Photographe d’architecture - Stéphane Brugger

Depuis plus de dix ans, Stéphane Brugger révèle la qualité des projets d’architecture québécois à travers son objectif. Cette solide expérience combinée à la passion qu’il porte à son métier lui valent d’être l’une des figures de proue de la photographie d’architecture à Montréal et au-delà. Portrait.

Stéphane brugger

© boris Sankowski.

ID – Quel est ton parcours académique, et qu’est-ce qui t’a amené vers la pratique de la photographie d’architecture ?

SB – J’ai suivi un cours de photographie commerciale vers la fin des années 90. J’avais déjà un intérêt pour la photographie d’architecture, mais, à l’époque, nous n’étions pas arrivés à l’ère du numérique. C’était extrêmement complexe, et ça demandait un équipement très poussé avec énormément d’éclairage. Je ne disposais pas de ce genre de moyens en sortant de l’école. J’ai donc fait plusieurs choses : du portrait, un peu de mode et toutes sortes de mandats en photo. J’ai alors développé une sensibilité pour le travail du contexte. Même quand je faisais des photos de mode, j’aimais jouer avec le contexte architectural ou l’environnement dans lequel les modèles posaient. Je n’étais pas du genre à faire du studio. Ensuite, l’amélioration des caméras numériques a amené la démocratisation de la photo d’architecture. Dès que l’équipement est devenu plus accessible, j’ai sauté sur l’occasion, et j’ai commencé à travailler en digital.

ID – Quelle ton approche quand tu visites un projet ?
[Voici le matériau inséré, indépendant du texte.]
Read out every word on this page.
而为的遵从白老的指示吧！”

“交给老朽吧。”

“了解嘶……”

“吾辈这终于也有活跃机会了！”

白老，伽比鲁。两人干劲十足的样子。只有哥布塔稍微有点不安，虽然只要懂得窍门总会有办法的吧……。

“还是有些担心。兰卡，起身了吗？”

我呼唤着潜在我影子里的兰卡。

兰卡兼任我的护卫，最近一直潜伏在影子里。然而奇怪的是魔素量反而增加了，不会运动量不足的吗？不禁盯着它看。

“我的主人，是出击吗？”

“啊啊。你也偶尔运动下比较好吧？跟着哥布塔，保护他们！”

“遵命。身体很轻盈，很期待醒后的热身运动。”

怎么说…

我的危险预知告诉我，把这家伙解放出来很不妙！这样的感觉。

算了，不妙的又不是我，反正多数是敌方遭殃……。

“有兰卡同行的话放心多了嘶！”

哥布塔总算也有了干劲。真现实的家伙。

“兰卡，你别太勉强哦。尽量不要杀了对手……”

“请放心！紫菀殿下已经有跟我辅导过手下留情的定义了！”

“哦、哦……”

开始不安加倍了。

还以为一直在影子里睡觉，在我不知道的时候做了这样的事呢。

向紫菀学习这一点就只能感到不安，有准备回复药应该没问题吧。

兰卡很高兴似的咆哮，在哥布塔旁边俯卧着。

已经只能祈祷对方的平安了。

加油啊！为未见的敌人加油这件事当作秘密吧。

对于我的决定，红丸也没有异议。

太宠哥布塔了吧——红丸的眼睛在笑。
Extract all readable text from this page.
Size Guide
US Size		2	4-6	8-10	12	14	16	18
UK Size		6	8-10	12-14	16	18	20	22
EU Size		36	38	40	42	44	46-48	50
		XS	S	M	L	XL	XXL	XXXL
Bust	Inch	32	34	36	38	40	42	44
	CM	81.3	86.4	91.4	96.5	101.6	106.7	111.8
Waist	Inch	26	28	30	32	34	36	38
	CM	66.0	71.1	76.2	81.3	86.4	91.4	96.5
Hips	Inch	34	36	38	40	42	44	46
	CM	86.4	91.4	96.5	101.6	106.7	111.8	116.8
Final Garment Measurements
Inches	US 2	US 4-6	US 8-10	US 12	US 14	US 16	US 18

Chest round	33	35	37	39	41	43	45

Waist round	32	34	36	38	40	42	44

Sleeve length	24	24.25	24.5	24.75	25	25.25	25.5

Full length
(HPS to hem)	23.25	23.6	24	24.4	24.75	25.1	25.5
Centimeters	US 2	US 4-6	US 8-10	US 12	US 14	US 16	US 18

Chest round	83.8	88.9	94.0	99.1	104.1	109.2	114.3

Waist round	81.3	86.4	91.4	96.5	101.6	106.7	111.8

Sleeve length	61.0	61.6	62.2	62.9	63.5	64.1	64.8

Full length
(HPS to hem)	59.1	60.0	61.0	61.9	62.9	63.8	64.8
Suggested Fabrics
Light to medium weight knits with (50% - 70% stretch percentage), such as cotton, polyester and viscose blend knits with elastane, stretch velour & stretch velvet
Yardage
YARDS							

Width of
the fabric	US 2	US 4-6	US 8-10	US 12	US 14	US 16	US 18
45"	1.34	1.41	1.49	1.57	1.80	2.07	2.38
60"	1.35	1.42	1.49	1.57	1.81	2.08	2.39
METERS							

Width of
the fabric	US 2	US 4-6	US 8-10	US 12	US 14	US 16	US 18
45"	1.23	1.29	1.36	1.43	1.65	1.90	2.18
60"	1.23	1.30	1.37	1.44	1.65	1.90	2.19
SB – J’aime arriver à créer des compositions intéressantes avec un édifice ou un environnement intérieur. Je recherche des cadrages, des façons de composer avec les éléments qui vont mettre en valeur le projet. Pour cela, j’aime prendre le temps de l’explorer pour le comprendre et détecter son potentiel photographique. Je travaille aussi en étroite collaboration avec mes clients, et j’essaie toujours de m’adapter à ce qu’ils recherchent et à leur budget. Il est certain que l’idéal est de faire d’abord un repérage avec le client, de faire le tour du projet et une prise de vue rapide pour avoir un premier aperçu de ce qui peut être intéressant en termes d’angles et de compositions. Ça permet une meilleure préparation pour la prise de photos « officielle ».

ID – Qu’est-ce qui rend un projet photogénique ?

SB – Il est certain que les projets avec de beaux jeux de lignes, un peu plus minimalistes ou très graphiques se photographient plus facilement. Il y a des projets qui sont très beaux, mais plus difficiles à rapporter en photo, parce qu’ils se prêtent moins à créer des compositions intéressantes. L’architecture très contemporaine se photographie en général quand même assez bien.

ID – Comment travailles-tu la lumière dans tes photos ?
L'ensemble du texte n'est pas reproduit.